In recent weeks, I have had several conversations with clients that have received solicitations from unscrupulous financial firms. Due to SEC regulations, high pressure sales tactics may not be used as widely in finance as they once were, but that doesn’t mean that unscrupulous financial professionals don’t exist. It pains me to see how much investors are bombarded by advertisements and headlines that deliberately twist the facts in order generate fear and encourage people to buy their products.
One of the more sinister scare tactics I have seen is the threat of impending doom used by some unscrupulous firms to sell variable annuities, gold, or financial newsletters. I have clients call me all the time asking me if they should buy gold based upon the world falling apart and a global meltdown in currencies. I have nothing against gold and depending on your situation, I think it can have a place in one’s portfolio. What I object to is the fear tactics commonly used to sell it.

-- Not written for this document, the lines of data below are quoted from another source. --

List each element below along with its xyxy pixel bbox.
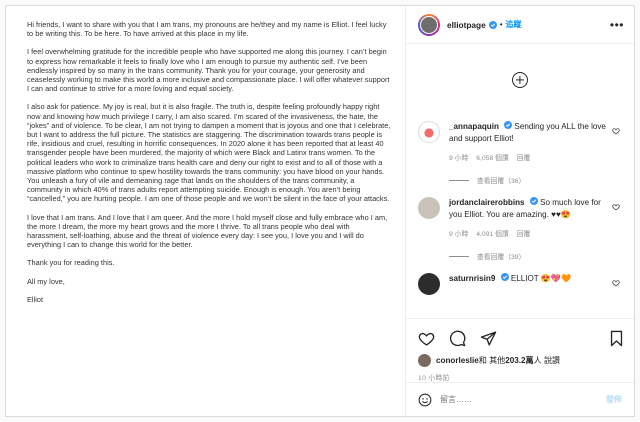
heart-icon[interactable]	[612, 279, 620, 287]
plus-circle-icon[interactable]	[512, 72, 528, 88]
verified-badge-icon	[500, 273, 509, 281]
likes-count[interactable]: 203.2萬	[505, 355, 533, 366]
post-header: elliotpage • 追蹤 •••	[406, 6, 634, 44]
emoji-icon[interactable]	[418, 393, 432, 407]
replies-divider	[449, 255, 469, 257]
comment-username[interactable]: jordanclairerobbins	[449, 198, 525, 207]
comment-time[interactable]: 9 小時	[449, 228, 468, 238]
view-replies-button[interactable]: 查看回覆（39）	[449, 251, 614, 261]
letter-paragraph: I feel overwhelming gratitude for the in…	[27, 47, 390, 94]
comment-text: jordanclairerobbins So much love for you…	[449, 197, 614, 220]
post-modal: Hi friends, I want to share with you tha…	[5, 5, 635, 417]
comment-text: _annapaquin Sending you ALL the love and…	[449, 121, 614, 144]
verified-badge-icon	[488, 20, 497, 29]
comment-input[interactable]	[440, 395, 606, 404]
letter-paragraph: All my love,	[27, 276, 65, 286]
post-comment-button[interactable]: 發佈	[606, 394, 622, 405]
letter-paragraph: Hi friends, I want to share with you tha…	[27, 20, 387, 39]
view-replies-label: 查看回覆（39）	[477, 254, 526, 261]
follow-button[interactable]: 追蹤	[506, 19, 522, 30]
more-options-icon[interactable]: •••	[610, 18, 624, 32]
comment-body: ELLIOT 😍💖🧡	[510, 274, 572, 283]
comment-bubble-icon[interactable]	[449, 330, 466, 347]
post-actions: conorleslie 和 其他 203.2萬 人 說讚 10 小時前	[406, 318, 634, 382]
commenter-avatar[interactable]	[418, 121, 440, 143]
comment-item: _annapaquin Sending you ALL the love and…	[418, 121, 622, 185]
comment-item: saturnrisin9 ELLIOT 😍💖🧡	[418, 273, 622, 295]
comment-likes[interactable]: 6,058 個讚	[476, 152, 509, 162]
commenter-avatar[interactable]	[418, 273, 440, 295]
author-avatar[interactable]	[418, 13, 440, 36]
post-image-letter: Hi friends, I want to share with you tha…	[6, 6, 406, 416]
post-side-panel: elliotpage • 追蹤 ••• _annapaquin Sending …	[406, 6, 634, 416]
action-icons-row	[418, 327, 624, 349]
comment-composer: 發佈	[406, 382, 634, 416]
liker-username[interactable]: conorleslie	[436, 356, 479, 365]
load-more-comments[interactable]	[418, 45, 622, 121]
comments-list[interactable]: _annapaquin Sending you ALL the love and…	[406, 45, 634, 318]
like-heart-icon[interactable]	[418, 330, 435, 347]
view-replies-button[interactable]: 查看回覆（36）	[449, 175, 614, 185]
letter-paragraph: I also ask for patience. My joy is real,…	[27, 102, 391, 204]
comment-meta: 9 小時 6,058 個讚 回覆	[449, 152, 614, 162]
reply-button[interactable]: 回覆	[517, 228, 531, 238]
letter-signature: Elliot	[27, 294, 44, 304]
author-username[interactable]: elliotpage	[447, 20, 486, 30]
verified-badge-icon	[504, 121, 513, 129]
letter-paragraph: Thank you for reading this.	[27, 258, 115, 268]
reply-button[interactable]: 回覆	[517, 152, 531, 162]
likes-middle-text: 和 其他	[478, 356, 506, 365]
page-background: Hi friends, I want to share with you tha…	[0, 0, 640, 422]
letter-paragraph: I love that I am trans. And I love that …	[27, 212, 388, 250]
share-send-icon[interactable]	[480, 330, 497, 347]
view-replies-label: 查看回覆（36）	[477, 178, 526, 185]
liker-avatar[interactable]	[418, 354, 431, 367]
heart-icon[interactable]	[612, 203, 620, 211]
comment-username[interactable]: _annapaquin	[449, 122, 499, 131]
verified-badge-icon	[529, 197, 538, 205]
post-timestamp[interactable]: 10 小時前	[418, 372, 624, 382]
comment-item: jordanclairerobbins So much love for you…	[418, 197, 622, 261]
replies-divider	[449, 179, 469, 181]
likes-summary: conorleslie 和 其他 203.2萬 人 說讚	[418, 354, 624, 367]
comment-username[interactable]: saturnrisin9	[449, 274, 495, 283]
likes-suffix: 人 說讚	[533, 356, 561, 365]
header-separator: •	[499, 20, 503, 29]
comment-likes[interactable]: 4,091 個讚	[476, 228, 509, 238]
comment-time[interactable]: 9 小時	[449, 152, 468, 162]
heart-icon[interactable]	[612, 127, 620, 135]
comment-text: saturnrisin9 ELLIOT 😍💖🧡	[449, 273, 614, 285]
commenter-avatar[interactable]	[418, 197, 440, 219]
comment-meta: 9 小時 4,091 個讚 回覆	[449, 228, 614, 238]
bookmark-icon[interactable]	[609, 330, 624, 347]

Another strategy I see are firms that mislead investors for their own gain. For example, investors that own non-publicly traded REITs. These are non-liquid investments that own an interest in a real estate portfolio. As you can imagine, it has been a rough ride for these investors given the significant downturn in 2008. Some of these portfolios are just turning the corner now. There are firms that get a list of investors that own a REIT that is in the process of liquidating the shares and distributing the proceeds to the shareholders. Let’s say the shares are valued at $6.50. These scavenger firms will send a letter out to these owners offering $4.50. They will play up the negatives of the investment and talk about the illiquidity even though a sale is pending. They will even include paperwork to consummate a sale at $4.50 a share. If the investor signs the paperwork, they agree to sell, and potentially sell at 69% of what they could have received had they just waited a few months.
So what can an investor do so that they don’t fall prey?
First, recognize when people are manipulating your emotions to get you to act. Remember that it is common for the media to exaggerate negative information to generate an emotional response. The best way to avoid falling into this trap is to recognize when you’re feeling fearful, anxious or angry, and take a step back.
Second, run any of these decisions by your financial advisor. Hopefully you have an advisor that has access to a full range of financial products and is non-biased towards one investment vehicle over another.
Finally, investment decisions should never be emotional and making poor decisions in the moment can be very costly. If someone is pressuring you for a decision, simply pass.